I have to implement support for ISO20022 file format in our application and the "xsd.exe" tool provided with Visual Studio 2022 is frustratingly inadequate.
The most frustrating point is the lake of proper support for nullable types in the generated code: when a XML element is marked as "optional", the generated code should properly generate a nullable member in the target class. Instead, it generates a mess of two fields (MemberName and MemberNameSpecified}.
This makes the code working with the result way less readable than it should and more error prone.
Another sore point is the missing support for related schemas: various versions of the ISO2022 XML schema files exists and financial entities typically do not support them all. Since the xsd.exe tool does not (to my knowledge) allow mappinh of multiple XSD and namespaces into a single C# namespace, identical elements in the spefifications generates identical objects but in different C# namespace. This force us to cut and paste identical code for identical objects that are in different namespaces.

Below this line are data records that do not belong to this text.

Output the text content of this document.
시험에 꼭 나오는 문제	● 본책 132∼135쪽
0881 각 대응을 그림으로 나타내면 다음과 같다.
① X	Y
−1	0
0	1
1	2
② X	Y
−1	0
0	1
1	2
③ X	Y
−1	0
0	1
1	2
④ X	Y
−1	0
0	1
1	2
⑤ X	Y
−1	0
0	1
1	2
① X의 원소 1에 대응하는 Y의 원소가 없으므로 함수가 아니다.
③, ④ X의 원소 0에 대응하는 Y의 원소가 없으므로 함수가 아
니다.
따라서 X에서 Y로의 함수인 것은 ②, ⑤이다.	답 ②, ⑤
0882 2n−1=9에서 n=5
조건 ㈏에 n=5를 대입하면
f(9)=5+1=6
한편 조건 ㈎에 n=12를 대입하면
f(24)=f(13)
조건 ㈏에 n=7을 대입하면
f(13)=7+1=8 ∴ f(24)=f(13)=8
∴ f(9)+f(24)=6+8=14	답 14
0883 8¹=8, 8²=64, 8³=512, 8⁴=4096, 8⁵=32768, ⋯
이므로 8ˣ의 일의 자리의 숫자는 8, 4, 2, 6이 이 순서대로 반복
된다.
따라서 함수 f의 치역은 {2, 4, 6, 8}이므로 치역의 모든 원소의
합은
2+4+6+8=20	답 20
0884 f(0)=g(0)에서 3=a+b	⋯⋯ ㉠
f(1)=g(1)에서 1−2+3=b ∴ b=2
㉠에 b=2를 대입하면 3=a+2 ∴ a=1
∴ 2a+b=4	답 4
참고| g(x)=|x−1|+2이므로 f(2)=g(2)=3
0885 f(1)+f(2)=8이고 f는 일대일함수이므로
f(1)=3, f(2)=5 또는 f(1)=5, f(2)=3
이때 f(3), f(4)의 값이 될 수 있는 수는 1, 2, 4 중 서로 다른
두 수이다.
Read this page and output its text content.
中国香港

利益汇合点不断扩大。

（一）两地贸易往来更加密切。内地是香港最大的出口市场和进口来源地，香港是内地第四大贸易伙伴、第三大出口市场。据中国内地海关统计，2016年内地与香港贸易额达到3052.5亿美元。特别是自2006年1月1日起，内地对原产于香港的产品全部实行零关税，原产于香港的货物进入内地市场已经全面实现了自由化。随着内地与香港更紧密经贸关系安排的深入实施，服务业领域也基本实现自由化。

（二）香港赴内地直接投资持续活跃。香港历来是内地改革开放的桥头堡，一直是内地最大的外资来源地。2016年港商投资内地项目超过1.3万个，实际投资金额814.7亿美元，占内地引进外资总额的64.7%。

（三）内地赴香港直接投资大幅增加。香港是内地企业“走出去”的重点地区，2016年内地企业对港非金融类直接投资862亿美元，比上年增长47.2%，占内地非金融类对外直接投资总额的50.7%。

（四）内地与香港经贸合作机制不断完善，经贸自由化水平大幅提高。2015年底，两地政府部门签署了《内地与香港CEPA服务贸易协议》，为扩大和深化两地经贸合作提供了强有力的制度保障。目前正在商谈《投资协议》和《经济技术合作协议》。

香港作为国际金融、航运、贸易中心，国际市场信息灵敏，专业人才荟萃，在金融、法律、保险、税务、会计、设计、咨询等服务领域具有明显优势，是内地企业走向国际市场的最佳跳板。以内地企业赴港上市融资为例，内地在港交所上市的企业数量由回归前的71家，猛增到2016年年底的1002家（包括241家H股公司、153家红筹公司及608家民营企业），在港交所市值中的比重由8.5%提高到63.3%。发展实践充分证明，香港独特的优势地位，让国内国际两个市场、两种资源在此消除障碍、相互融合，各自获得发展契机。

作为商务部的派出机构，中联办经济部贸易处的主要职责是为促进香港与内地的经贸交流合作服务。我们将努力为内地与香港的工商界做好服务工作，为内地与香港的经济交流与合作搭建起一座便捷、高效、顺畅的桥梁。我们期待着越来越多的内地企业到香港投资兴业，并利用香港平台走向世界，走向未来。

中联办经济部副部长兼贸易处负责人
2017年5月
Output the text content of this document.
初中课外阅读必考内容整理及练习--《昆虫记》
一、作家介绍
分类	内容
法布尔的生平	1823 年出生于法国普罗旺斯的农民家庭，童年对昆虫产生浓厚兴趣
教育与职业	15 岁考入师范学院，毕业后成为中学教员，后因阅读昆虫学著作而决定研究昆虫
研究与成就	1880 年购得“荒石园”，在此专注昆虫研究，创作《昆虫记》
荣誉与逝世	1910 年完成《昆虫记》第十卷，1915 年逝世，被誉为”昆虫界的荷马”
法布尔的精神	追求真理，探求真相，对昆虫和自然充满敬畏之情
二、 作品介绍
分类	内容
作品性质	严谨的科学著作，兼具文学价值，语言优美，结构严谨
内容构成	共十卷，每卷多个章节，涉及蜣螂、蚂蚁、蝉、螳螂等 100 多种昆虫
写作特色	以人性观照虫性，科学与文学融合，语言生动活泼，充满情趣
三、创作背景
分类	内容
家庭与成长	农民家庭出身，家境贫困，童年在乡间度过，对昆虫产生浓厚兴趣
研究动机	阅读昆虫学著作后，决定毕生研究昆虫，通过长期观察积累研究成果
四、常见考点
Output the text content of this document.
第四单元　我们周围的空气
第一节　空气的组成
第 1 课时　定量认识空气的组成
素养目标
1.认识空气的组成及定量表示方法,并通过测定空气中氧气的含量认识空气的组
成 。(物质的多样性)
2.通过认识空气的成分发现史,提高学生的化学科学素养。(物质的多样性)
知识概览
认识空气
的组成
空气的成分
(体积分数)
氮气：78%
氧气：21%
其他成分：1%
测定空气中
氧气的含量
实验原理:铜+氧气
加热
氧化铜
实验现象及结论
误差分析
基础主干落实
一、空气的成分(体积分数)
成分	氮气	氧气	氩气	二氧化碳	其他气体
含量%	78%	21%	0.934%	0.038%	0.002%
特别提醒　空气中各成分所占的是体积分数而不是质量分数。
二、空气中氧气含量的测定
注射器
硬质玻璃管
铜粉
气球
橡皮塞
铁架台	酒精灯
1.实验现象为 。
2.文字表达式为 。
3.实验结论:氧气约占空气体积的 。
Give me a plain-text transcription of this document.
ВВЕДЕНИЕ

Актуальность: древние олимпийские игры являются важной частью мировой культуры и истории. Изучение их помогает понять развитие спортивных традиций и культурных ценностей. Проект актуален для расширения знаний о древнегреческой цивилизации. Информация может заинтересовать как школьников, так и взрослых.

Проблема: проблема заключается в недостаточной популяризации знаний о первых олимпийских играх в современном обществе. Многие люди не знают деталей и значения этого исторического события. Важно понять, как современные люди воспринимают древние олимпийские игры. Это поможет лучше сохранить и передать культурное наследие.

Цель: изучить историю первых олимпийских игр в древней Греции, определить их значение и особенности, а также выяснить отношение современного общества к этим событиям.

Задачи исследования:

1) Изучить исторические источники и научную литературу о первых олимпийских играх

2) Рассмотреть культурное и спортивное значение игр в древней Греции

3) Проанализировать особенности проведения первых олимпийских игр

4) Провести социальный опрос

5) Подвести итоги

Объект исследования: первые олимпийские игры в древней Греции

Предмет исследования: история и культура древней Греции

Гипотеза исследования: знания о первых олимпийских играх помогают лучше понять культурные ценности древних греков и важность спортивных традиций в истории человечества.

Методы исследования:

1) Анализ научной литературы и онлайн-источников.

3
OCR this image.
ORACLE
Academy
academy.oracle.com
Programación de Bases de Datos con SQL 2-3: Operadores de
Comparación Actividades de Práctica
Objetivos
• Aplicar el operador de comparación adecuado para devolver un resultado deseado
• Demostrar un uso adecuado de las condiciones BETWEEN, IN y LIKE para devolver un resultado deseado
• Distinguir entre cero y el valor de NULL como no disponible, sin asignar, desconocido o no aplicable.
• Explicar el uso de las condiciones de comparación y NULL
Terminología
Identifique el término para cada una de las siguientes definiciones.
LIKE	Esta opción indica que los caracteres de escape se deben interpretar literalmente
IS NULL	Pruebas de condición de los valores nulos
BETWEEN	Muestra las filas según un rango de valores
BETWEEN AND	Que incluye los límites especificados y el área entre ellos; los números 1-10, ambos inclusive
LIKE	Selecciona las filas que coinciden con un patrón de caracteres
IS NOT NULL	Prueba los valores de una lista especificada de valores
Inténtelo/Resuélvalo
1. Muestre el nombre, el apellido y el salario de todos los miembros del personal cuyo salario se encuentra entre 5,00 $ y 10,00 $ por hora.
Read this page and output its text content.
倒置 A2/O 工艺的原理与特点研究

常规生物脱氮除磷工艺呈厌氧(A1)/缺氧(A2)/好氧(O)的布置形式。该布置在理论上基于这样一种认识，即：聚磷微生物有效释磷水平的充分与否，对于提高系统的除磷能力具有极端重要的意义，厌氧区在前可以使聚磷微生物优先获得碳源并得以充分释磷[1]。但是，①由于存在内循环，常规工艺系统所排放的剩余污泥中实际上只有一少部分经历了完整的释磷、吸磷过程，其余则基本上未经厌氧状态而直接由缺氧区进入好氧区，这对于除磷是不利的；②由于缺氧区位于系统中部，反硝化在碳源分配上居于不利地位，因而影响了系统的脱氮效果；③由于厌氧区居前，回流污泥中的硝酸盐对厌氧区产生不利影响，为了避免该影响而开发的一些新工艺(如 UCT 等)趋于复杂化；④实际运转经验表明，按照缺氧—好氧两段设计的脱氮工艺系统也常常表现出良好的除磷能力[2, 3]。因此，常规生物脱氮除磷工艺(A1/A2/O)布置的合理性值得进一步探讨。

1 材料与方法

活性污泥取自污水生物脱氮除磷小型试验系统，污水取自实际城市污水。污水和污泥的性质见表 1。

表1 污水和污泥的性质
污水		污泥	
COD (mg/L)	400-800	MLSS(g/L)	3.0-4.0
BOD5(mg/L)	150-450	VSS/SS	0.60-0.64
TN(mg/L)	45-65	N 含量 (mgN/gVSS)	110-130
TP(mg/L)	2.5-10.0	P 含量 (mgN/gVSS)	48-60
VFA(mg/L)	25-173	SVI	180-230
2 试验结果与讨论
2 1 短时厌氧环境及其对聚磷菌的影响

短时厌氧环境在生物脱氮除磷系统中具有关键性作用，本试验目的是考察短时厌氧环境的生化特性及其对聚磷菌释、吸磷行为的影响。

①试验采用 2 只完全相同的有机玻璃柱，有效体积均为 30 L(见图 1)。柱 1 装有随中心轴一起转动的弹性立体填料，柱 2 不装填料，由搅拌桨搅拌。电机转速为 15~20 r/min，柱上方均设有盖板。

Is there a way to get XSD.exe to generate a "modern" class from an XML shema?
Is there another tool that could fit the bill (paid tools are ok if they get the job done).
CodePudding user response:
There are 2 really good open source and free options for C#/.NET (including Core Framework):
https://github.com/mamift/LinqToXsdCore
Back in 2008, Microsoft did work on improving XSd.exe, and they shipped a successor tool called LinqToXsd, which improves upon XSD.exe in many ways. It has been ported over to .NET Core and does support multiple namespaces (importing including), and adding
#nullable enable annotations
to the generated code. This tool produces .NET Standard 2 code that is very different from XSD.exe, and tries to model the schema more closely than XSD.exe. See some sample code here.https://github.com/mganss/XmlSchemaClassGenerator
This project is newer, and has better support for #nullables through the
AllowNullAttribute
andMaybeNullAttribute
instead of just the#nullable
pragma. This project can also generate interfaces from element and attribute groups, which is nifty when you need it, which neither XSD.exe nor LinqToXsdCore supports. This tool also generates code that looks closer to what XSD.exe gives you.
You might want to fiddle with both of them before making a decision. But I recommend using XmlSchemaClassGenerator, unless you have legacy code based on the old .NET Framework version of LinqToXsd, then LinqToXsdCore is more compatible as it is a straight-forward port.